From the reference manual, in section 27.5.9:
All SPI data transactions pass through the 32-bit embedded FIFOs. This enables the SPI to work in a continuous flow, and prevents overruns when the data frame size is short. Each direction has its own FIFO called TXFIFO and RXFIFO. These FIFOs are used in all SPI modes except for receiver-only mode (slave or master) with CRC calculation enabled
In a similar way, write access of a data frame to be transmitted is managed by the TXE event. This event is triggered when the TXFIFO level is less than or equal to half of its capacity. Otherwise TXE is cleared and the TXFIFO is considered as full.
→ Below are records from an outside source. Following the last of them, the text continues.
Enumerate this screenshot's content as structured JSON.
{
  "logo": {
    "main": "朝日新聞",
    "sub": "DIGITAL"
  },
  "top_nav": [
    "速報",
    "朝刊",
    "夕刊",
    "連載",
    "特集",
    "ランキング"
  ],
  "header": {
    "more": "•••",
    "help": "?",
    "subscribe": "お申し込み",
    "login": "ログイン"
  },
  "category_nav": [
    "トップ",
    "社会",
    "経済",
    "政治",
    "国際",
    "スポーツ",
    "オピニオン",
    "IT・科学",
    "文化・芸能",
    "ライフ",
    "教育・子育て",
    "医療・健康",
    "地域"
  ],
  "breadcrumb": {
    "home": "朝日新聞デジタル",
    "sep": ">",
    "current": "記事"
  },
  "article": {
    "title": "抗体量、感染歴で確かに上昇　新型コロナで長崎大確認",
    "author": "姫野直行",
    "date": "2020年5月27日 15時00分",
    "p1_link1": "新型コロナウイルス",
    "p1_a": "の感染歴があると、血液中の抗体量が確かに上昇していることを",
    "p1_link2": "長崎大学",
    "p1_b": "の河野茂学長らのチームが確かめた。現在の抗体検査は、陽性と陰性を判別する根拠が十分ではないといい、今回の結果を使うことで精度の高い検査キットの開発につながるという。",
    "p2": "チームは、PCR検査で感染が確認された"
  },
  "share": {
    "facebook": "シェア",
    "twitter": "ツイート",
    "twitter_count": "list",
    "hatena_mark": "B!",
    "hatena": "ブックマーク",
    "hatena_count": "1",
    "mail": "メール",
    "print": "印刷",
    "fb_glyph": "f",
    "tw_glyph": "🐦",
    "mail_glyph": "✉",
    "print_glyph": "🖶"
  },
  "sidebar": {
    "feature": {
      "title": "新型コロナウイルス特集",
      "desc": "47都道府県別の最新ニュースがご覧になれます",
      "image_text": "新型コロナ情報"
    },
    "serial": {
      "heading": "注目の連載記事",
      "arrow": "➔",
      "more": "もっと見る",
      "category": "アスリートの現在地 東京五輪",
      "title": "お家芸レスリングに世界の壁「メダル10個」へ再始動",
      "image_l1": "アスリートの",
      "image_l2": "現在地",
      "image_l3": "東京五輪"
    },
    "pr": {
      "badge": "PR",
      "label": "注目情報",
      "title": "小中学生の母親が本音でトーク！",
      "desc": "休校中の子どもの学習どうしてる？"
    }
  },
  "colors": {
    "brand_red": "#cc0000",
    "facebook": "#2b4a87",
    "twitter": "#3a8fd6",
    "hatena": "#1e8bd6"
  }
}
In this way, RXFIFO can store up to four data frames, whereas TXFIFO can only store up to three when the data frame format is not greater than 8 bits. This difference prevents possible corruption of 3x 8-bit data frames already stored in the TXFIFO when software tries to write more data in 16-bit mode into TXFIFO.
In summary, the SPI peripheral is buffering 3 bytes of data in advance of any transaction.
Let's say you start with a buffer (of 4 bytes) like this:
Buffer: "AAAA"
You then call HAL_SPI_TransmitReceive_DMA()
. You now have this situation:
TXFIFO: "AAA" Buffer: "AAAA"
The master carries out a transaction of 4 bytes, and receives the AAA
from the TXFIFO, plus another A
read from memory. So you're still like this:
TXFIFO: "AAA" Buffer: "AAAA"
Now you change the buffer to BBBB
. So now you have this:
TXFIFO: "AAA" Buffer: "BBBB"
The next transaction from the master will receive the AAA
from the TXFIFO, and a B
read from memory. And this situation will repeat for other changes.
Your very first transaction shows the data being like this:
XX!!
This is a simple race condition. Your code is basically:
volatile char spi_tx_tst_buf[4] = "XXXX";
HAL_SPI_TransmitReceive_DMA(&hspi1, (uint8_t *)&spi_tx_tst_buf, (uint8_t *)&spi_rx_tst_buf, sizeof(spi_tx_tst_buf));
strncpy(spi_tx_tst_buf, "!!!!", 4);
i.e. you start the DMA while the data is XXXX
, then immediately overwrite it with !!!!
. The race is whether the DMA can grab three bytes before you can overwrite them.
It seems you need some kind of synchronisation between data being read out of your buffer, and you writing new data into it.
It seems likely you'll need a buffer that can contain more than one of your 4-byte data packets, so that the SPI can be reading from one, while you are writing to the other. You'd probably need to use interrupts to find out where the DMA is currently processing, e.g. a half-complete interrupt and a complete interrupt.
An alternative might be to not use DMA, and do everything in an ISR. That will be tricky if you need the first byte of the response to be correct, but I've seen FPGA implementations that send a dummy byte as the first MISO byte, followed by the actual data, e.g. the master sends (and receives) 5 bytes, but only the last 4 bytes of the response contain data.